I don’t think anyone would refer to this as “playing Civilization.” For one thing, it would be disgustingly unfun. More than that, though: it would feel lonely, in the way that playing a board game by yourself felt lonely, when you were a little kid and your brother wouldn’t play checkers with you. You could move the pieces on the other side of the checkerboard and pretend to play, but even at six years old you knew how lame this was. This is what I’d call a true “single-player game”: there’s nobody on the other side of the board.
It’s different, in some fundamental way, to play Civ against the computer — even when you basically know the simulation by heart. It’s not simply that the computer is crunching the numbers. You get the feeling that you’re not alone: it’s responding to you. You’re in a conversation. You and the system are partners, playing together.
That seems obvious in a way, but things get weird when you start thinking about it. After all, the system isn’t just a checkers player taking the place of your brother. It’s moving your pieces as well, based on how you move the mouse (or whatever). When you move your Scout, the system shows you what’s beyond the mountains, right before it sends the barbarians after you.
The system feels like another person, but he’s like nobody you’ve ever met before. He’s incredibly smart, but he’s limited and predictable. He’s exploitable, if you can figure out his secret. And, once you learn how to speak to him, he’s listening with total intensity. (This is why there’s nothing more game-breaking than unresponsiveness, the feeling that the game stopped paying attention to you.)
The system is a guy who’s always interesting. He flip-flops between being your friend and being an asshole. Sometimes he has a cruel sense of humor (see: I Wanna Be the Guy), but he’s never irrational about it. When you’re speaking to him, he’s also training you: he wants you to speak to him better. Listen more closely to what he’s trying to tell you, and you’ll have a better conversation.
You know this is all an illusion, and really it’s just data and algorithms under the hood, but that doesn’t matter. Subconsciously, you’re convinced almost instantly: something in here is listening and responding to me.

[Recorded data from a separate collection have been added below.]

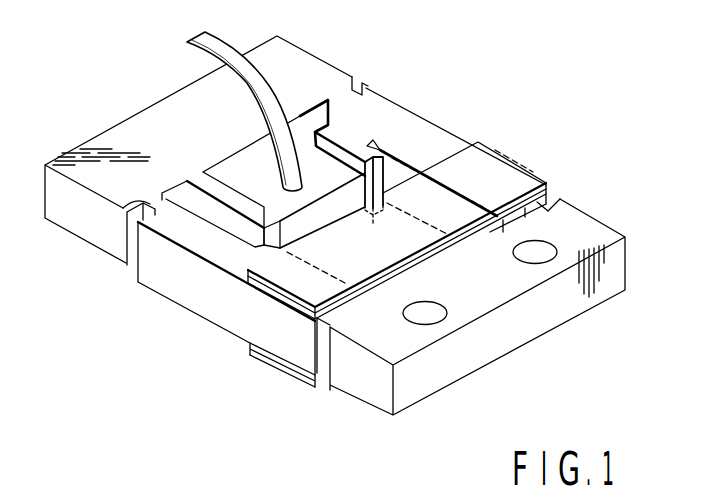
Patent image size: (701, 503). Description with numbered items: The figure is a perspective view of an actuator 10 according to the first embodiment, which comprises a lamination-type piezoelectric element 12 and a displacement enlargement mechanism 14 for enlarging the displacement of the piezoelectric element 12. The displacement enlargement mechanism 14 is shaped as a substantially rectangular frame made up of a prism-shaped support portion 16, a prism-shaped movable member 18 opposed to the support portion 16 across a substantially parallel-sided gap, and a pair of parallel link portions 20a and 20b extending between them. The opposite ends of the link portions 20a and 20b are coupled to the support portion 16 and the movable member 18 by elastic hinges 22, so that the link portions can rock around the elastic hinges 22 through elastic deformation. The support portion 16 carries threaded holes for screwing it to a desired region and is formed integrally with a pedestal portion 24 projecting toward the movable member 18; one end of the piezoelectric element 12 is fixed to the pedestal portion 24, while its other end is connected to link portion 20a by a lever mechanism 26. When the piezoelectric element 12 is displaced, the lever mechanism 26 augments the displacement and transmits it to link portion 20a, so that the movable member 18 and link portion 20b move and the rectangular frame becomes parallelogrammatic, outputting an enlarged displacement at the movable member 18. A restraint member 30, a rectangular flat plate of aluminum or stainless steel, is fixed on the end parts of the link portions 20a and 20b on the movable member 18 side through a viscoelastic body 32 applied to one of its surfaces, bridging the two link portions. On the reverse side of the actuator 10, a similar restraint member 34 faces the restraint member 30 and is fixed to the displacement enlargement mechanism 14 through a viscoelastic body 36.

The actuator 10 is at (410, 85).
The lamination-type piezoelectric element 12 is at (272, 190).
The displacement enlargement mechanism 14 is at (319, 226).
The support portion 16 is at (143, 132).
The movable member 18 is at (527, 327).
The link portion 20a is at (432, 122).
The link portion 20b is at (197, 283).
The elastic hinges 22 is at (121, 203).
The pedestal portion 24 is at (251, 208).
The lever mechanism 26 is at (373, 145).
The restraint member 30 is at (497, 167).
The viscoelastic body 32 is at (546, 190).
The restraint member 34 is at (249, 347).
The viscoelastic body 36 is at (282, 349).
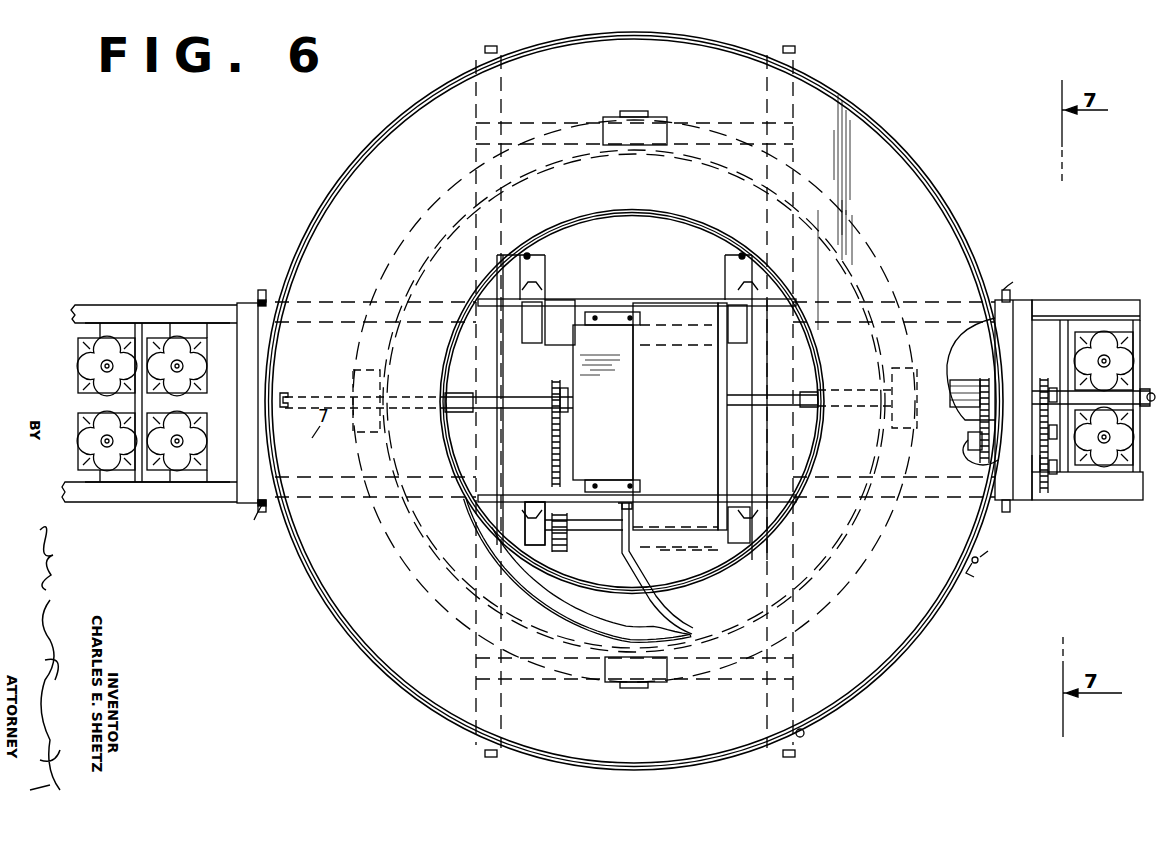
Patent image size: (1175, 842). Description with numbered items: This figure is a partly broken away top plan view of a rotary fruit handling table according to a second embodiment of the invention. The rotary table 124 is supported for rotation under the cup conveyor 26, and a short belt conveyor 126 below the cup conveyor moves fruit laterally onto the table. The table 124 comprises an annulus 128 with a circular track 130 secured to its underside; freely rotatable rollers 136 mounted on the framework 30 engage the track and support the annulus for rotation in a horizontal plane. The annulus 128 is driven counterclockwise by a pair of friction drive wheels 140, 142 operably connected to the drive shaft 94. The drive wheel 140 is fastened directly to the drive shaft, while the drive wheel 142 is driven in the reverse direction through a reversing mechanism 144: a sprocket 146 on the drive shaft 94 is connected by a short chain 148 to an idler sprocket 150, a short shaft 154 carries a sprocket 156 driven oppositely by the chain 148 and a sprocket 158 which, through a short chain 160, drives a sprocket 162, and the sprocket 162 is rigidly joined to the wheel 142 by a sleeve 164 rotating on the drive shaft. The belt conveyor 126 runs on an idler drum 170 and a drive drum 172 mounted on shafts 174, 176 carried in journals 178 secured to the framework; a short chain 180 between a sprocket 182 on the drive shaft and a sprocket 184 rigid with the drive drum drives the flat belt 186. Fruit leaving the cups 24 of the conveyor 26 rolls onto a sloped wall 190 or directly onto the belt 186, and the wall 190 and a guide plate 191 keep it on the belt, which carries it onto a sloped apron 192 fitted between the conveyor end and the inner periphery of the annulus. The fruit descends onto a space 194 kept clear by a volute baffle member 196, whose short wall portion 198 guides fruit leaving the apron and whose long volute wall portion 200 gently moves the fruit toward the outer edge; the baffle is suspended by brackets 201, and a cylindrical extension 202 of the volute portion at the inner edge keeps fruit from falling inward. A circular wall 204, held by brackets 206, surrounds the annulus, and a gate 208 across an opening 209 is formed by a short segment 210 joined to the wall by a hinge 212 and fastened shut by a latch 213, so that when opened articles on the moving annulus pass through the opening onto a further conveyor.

The cups 24 is at (93, 370).
The cup conveyor 26 is at (594, 432).
The framework 30 is at (251, 529).
The drive shaft 94 is at (525, 400).
The table 124 is at (634, 408).
The belt conveyor 126 is at (632, 402).
The annulus 128 is at (634, 401).
The circular track 130 is at (518, 183).
The rollers 136 is at (590, 136).
The friction drive wheel 140 is at (361, 372).
The friction drive wheel 142 is at (910, 367).
The reversing mechanism 144 is at (1055, 372).
The sprocket 146 is at (1049, 375).
The chain 148 is at (1060, 411).
The idler sprocket 150 is at (1041, 491).
The shaft 154 is at (968, 443).
The sprocket 156 is at (1060, 462).
The sprocket 158 is at (970, 473).
The chain 160 is at (978, 439).
The sprocket 162 is at (972, 369).
The sleeve 164 is at (957, 382).
The idler drum 170 is at (630, 312).
The drive drum 172 is at (628, 512).
The shaft 174 is at (555, 324).
The shaft 176 is at (600, 530).
The journals 178 is at (523, 344).
The chain 180 is at (552, 454).
The sprocket 182 is at (558, 420).
The sprocket 184 is at (566, 556).
The belt 186 is at (675, 416).
The sloped wall 190 is at (606, 408).
The guide plate 191 is at (718, 430).
The sloped apron 192 is at (675, 555).
The space 194 is at (689, 579).
The volute baffle member 196 is at (544, 570).
The wall portion 198 is at (678, 612).
The volute wall portion 200 is at (560, 609).
The brackets 201 is at (530, 264).
The extension 202 is at (667, 292).
The circular wall 204 is at (363, 145).
The brackets 206 is at (485, 55).
The gate 208 is at (890, 674).
The opening 209 is at (972, 562).
The segment 210 is at (905, 654).
The hinge 212 is at (806, 736).
The latch 213 is at (985, 562).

This isn’t the whole answer to why video games are so gripping, but I think it’s part of the answer. A gamer is someone who understands these systems and enjoys meeting new ones. A good system is one that knows new tricks, has a better balance of being your friend and your enemy, etc… but, really, you can have a decent conversation with almost any system. Even the ones that only know a couple of simple words.
- Brian Hertler
P.S.: Here’s where I act like a good academic. If you’re interested in more formal thinking on this topic, read about the concept of “agency” as it relates to digital media; the work of Janet Murray (a professor of mine at Georgia Tech) is a good place to start. For more about the dialogue between player and system, I’d recommend the paper “Agency Play: Dimensions of Agency for Interactive Narrative Design,” by D. Fox Harrell (another professor of mine) and Jichen Zhu.